Materials with new or improved properties are crucial for technological development. To provide the foundation for future successful products, it is important to prepare and characterise new chemical compounds that could show unusual properties. The properties of magnetic materials are closely related to their crystal, magnetic and electronic structures. This thesis focuses on the novel synthesis and structural characterisation of a number of new ternary or pseudo-ternary silicides and germanides of manganese with iridium, cobalt or palladium. To provide a more complete picture of the complex magnetic properties, crystal and magnetic structure refinements by the Rietveld method of X-ray and neutron powder diffraction data are complemented by single-crystal X-ray diffraction, electron diffraction, magnetisation measurements and Reverse Monte Carlo simulations of magnetic short-range order. The experimental results are corroborated by first-principles electronic structure and total energy calculations.

A commensurate non-collinear antiferromagnetic structure is found for most compounds of the solid solution Mn₃Ir_1-yCo_ySi_1-xGe_x. The non-collinearity is a result of geometric frustration in a crystal structure with magnetic Mn atoms located on a three-dimensional network of triangles. The close structural similarity to the β-modification of elemental manganese, which does not order magnetically, inspired a closer theoretical comparison of the Mn₃Ir_1-yCo_ySi_1-xGe_x properties with β-Mn.

Magnetic frustration is also observed for Mn₄Ir_7-xMn_xGe₆, and is an important factor underlying the dramatic change from commensurate antiferromagnetic order to spin glass properties induced by a small variation in Mn concentration.
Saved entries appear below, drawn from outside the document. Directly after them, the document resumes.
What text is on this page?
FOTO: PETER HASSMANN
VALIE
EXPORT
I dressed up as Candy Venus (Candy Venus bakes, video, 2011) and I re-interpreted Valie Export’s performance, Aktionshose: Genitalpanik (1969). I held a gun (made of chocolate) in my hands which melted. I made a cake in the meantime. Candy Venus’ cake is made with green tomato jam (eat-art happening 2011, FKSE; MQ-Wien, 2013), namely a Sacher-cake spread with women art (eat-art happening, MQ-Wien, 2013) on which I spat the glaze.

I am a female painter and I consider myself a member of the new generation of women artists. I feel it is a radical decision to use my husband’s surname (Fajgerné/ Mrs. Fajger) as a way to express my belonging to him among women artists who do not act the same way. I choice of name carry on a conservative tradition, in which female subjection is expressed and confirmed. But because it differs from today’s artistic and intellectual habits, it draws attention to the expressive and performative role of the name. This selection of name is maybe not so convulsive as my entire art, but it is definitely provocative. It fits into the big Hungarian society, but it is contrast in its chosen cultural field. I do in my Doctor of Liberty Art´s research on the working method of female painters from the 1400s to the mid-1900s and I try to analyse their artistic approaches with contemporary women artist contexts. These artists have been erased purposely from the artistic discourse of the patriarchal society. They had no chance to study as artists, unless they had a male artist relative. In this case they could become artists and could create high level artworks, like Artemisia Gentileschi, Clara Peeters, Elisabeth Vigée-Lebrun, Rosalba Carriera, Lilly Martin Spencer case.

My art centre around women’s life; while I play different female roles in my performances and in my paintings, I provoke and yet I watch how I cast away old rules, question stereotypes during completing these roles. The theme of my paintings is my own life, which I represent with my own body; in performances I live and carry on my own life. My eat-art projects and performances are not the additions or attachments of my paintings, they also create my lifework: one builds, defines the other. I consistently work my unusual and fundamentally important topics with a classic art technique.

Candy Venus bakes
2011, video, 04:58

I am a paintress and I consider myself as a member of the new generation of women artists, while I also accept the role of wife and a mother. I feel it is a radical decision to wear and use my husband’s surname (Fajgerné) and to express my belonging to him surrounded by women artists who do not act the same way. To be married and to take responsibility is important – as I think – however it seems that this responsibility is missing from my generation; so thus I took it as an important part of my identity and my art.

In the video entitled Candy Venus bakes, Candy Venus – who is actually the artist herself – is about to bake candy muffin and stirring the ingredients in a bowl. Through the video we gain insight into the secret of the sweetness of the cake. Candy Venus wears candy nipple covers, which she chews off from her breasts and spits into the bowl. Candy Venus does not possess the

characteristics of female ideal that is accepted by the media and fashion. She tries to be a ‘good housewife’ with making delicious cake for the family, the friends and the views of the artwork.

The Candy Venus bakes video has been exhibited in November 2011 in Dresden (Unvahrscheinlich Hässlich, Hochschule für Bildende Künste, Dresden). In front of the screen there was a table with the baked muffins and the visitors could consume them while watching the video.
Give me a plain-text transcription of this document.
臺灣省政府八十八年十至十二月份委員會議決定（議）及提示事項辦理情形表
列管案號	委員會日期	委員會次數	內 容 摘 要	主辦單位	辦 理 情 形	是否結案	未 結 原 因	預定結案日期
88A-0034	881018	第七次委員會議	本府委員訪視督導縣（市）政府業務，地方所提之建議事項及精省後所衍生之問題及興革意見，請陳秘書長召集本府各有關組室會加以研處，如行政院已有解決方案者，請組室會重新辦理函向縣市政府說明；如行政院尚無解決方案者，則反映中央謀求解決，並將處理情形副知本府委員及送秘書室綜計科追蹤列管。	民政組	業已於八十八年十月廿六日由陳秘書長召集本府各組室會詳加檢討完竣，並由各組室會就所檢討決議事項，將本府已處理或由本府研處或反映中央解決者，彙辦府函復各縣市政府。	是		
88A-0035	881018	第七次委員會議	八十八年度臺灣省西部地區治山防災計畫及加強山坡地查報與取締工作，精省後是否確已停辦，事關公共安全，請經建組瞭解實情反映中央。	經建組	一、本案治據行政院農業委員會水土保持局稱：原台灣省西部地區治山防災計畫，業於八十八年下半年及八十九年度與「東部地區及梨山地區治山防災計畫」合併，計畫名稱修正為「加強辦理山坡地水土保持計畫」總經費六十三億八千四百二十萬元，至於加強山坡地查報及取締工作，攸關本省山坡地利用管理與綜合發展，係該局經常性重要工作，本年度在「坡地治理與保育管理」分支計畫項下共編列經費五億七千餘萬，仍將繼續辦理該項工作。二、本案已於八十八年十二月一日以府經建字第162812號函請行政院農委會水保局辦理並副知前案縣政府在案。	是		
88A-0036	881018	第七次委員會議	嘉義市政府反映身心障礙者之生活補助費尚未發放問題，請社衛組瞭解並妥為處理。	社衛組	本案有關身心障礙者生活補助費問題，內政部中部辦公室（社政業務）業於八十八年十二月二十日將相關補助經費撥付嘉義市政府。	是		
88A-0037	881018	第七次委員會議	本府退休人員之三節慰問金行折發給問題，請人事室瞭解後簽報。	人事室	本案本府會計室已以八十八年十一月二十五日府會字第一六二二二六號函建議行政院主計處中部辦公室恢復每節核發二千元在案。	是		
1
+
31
Magnetic short-range order with dominant antiferromagnetic correlation is observed for Mn₈Pd₁₅Si₇, and results from a random distribution of Mn atoms in-between the geometrically frustrated magnetic moments on the Mn octahedra.

An incommensurate cycloidal magnetic structure, observed for IrMnSi, is stabilised by an electronic structure effect, which also accounts for the non-collinearity of the Mn₃IrSi type magnetic structure.